The lodge is the only establishment in the Marlborough Sounds open all-year round – with guests encouraged to visit during the calm, sunny and peaceful shoulder and winter months.
Guests can enjoy the lodge’s day spa, stroll through native bush to the waterfall, walk the Lookout Loop Track for panoramic views over Queen Charlotte Sound, relax in the hot tub or heated swimming pool, and marvel at native bush glow-worm lights after dark.
The Bay of Many Coves team can arrange fully guided wildlife and dolphin cruises, fishing trips, a twilight dinner cruise or wine trail tour, yacht charters, or visits to a pāua pearl farm.
Sustainable tourism overarches the lodge’s operation, being essentially zero-impact through intentional eco-practices and having a light environmental footprint by recycling, composting, harvesting spring water, nurturing gardens with wastewater, and planting native trees to encourage abundant birdlife.
Blanket Bay, Southern Lakes
Relaxation, adventure and luxury meet at Blanket Bay, the quintessential alpine-style country lodge at the northern end of Lake Wakatipu, 45 minutes’ drive from Queenstown.

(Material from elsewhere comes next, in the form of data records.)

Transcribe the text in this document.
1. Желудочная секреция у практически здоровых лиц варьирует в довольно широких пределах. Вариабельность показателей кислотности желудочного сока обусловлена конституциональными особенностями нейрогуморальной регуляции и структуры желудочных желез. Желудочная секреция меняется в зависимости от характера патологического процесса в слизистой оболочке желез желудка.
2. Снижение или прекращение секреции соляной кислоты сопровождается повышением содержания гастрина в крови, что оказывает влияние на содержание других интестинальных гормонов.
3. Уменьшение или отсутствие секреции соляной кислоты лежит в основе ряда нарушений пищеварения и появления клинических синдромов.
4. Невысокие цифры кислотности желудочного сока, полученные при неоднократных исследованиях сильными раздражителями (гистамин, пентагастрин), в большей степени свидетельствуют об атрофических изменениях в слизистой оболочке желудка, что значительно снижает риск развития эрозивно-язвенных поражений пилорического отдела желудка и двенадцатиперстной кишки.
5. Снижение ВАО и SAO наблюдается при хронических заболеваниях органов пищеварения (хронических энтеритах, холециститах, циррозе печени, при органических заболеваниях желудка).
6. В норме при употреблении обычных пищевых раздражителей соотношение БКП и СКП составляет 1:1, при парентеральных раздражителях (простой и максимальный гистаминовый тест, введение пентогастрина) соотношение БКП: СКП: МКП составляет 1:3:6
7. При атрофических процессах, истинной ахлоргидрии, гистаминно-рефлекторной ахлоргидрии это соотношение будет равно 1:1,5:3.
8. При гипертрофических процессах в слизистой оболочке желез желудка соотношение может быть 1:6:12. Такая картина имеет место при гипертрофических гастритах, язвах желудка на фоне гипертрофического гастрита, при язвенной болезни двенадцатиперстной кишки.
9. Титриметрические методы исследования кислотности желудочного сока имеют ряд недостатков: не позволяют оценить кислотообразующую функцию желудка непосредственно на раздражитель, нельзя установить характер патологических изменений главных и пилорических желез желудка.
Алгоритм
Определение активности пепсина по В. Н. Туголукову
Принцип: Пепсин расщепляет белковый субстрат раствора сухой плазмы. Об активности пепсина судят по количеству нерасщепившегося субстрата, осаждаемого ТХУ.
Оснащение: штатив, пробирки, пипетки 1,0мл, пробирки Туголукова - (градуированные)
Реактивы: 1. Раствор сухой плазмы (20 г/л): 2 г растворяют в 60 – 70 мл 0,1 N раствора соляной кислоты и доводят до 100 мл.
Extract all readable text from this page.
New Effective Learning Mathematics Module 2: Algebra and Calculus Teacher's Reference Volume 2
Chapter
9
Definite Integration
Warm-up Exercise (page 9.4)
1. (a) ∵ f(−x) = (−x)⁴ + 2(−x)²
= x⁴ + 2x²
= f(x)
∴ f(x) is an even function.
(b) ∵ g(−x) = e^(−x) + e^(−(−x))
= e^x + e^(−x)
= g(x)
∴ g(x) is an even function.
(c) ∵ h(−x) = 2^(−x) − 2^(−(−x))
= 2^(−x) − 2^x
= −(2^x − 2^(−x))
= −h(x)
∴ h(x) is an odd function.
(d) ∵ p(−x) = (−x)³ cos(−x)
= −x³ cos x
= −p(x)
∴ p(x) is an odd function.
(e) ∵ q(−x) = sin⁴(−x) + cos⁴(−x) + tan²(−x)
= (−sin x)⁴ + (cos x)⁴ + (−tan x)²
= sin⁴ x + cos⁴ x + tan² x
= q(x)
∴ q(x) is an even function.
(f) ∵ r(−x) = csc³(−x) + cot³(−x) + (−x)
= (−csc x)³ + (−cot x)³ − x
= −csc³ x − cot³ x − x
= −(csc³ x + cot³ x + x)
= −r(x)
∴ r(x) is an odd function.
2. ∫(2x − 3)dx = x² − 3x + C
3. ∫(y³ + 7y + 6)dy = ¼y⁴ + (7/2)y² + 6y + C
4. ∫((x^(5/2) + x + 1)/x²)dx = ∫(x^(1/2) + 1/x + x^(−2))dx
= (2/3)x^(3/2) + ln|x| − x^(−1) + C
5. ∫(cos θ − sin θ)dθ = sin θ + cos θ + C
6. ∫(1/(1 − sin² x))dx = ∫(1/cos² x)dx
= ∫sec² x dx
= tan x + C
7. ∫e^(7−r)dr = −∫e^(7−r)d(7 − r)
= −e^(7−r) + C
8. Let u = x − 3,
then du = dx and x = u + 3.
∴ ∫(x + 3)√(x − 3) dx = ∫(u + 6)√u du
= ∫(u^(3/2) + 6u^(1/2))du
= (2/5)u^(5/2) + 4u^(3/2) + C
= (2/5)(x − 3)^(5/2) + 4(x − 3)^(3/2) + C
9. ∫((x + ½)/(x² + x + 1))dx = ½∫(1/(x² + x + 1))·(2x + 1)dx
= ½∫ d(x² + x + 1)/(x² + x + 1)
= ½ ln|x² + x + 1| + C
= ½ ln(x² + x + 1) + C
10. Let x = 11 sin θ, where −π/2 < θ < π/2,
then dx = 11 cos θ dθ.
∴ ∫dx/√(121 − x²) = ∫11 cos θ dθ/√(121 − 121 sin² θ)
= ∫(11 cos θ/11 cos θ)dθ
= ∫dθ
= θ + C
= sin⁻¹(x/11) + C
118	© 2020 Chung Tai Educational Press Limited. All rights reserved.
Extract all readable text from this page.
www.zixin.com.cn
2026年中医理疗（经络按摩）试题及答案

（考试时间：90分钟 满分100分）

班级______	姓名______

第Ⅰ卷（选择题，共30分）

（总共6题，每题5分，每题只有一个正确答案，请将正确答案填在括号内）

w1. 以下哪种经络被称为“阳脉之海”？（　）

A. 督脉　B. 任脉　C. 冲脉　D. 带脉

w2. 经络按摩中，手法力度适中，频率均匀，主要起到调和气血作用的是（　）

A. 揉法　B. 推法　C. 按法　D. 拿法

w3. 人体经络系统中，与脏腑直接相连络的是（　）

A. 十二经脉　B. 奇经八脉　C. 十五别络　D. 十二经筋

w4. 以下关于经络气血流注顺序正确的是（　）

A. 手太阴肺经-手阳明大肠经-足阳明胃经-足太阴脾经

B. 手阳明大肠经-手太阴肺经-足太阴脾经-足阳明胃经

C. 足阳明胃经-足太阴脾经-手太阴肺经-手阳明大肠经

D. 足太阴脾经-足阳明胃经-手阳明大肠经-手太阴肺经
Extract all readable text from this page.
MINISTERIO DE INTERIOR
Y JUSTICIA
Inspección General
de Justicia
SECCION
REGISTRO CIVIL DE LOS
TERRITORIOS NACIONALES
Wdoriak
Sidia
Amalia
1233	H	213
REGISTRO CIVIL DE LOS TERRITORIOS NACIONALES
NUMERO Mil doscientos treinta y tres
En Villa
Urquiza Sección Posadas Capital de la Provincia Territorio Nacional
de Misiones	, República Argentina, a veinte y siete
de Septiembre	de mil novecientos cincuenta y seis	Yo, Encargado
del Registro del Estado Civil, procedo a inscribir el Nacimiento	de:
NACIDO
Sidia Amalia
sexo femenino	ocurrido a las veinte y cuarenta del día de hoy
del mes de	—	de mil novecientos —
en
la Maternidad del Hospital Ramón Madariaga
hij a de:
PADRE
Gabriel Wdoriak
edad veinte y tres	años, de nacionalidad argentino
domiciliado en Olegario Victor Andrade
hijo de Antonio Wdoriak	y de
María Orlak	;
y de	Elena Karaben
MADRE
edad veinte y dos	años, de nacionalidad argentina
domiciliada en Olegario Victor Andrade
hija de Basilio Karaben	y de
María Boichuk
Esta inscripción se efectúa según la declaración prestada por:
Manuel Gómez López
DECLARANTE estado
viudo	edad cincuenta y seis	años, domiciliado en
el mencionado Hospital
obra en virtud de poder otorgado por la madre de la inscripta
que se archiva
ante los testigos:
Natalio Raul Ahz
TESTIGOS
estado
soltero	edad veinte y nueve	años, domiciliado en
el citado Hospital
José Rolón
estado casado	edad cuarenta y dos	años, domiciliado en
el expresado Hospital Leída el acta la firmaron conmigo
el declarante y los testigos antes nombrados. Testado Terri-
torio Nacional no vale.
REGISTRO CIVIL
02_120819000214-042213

The Blanket Bay estate is part of Wyuna Station, a working sheep and cattle farm, with the striking timber and stone main lodge set slightly back from the lake’s shore and embracing large open fireplaces, expansive windows to frame the lake and mountain vistas and niche spaces for guests to enjoy.
Accommodation spans relaxed rooms and suites in the main lodge, spacious and private chalets, the luxurious Blanket Bay Villa, or the generous and secluded Owner’s Residence.
Award-winning local chef Dan Reynolds heads up the Blanket Bay kitchen, where a Euro Pacific five-course degustation menu changes daily, celebrating seasonal New Zealand produce, to be savoured in one of the lodge’s intimate dining spaces.
With quite literally a bucket list of thrills to be checked off during a stay at Blanket Bay, the lodge’s team can book bespoke tours so guests can access some of the more remote parts of New Zealand.
Helicopter flights over Te Wāhipounamu – the UNESCO South West New Zealand World Heritage Area comprising four national parks – heli-skiing or jet-boating escapades, or guided fly-fishing adventures in nearby pristine rivers renowned for brown and rainbow trout are all on offer.
Pride in the lodge’s unblemished location means sustainable practices have underpinned Blanket Bay’s daily operations since the property was established nearly 25 years ago, with new initiatives including on-site organic gardens to provide the kitchen with year-round produce, and planning for a comprehensive solar array to help reduce reliance on the power grid.
Blanket Bay’s professional and personable hospitality team consistently exceeds guest expectations, with the lodge’s holistic offering and serene setting the envy of many of its international counterparts.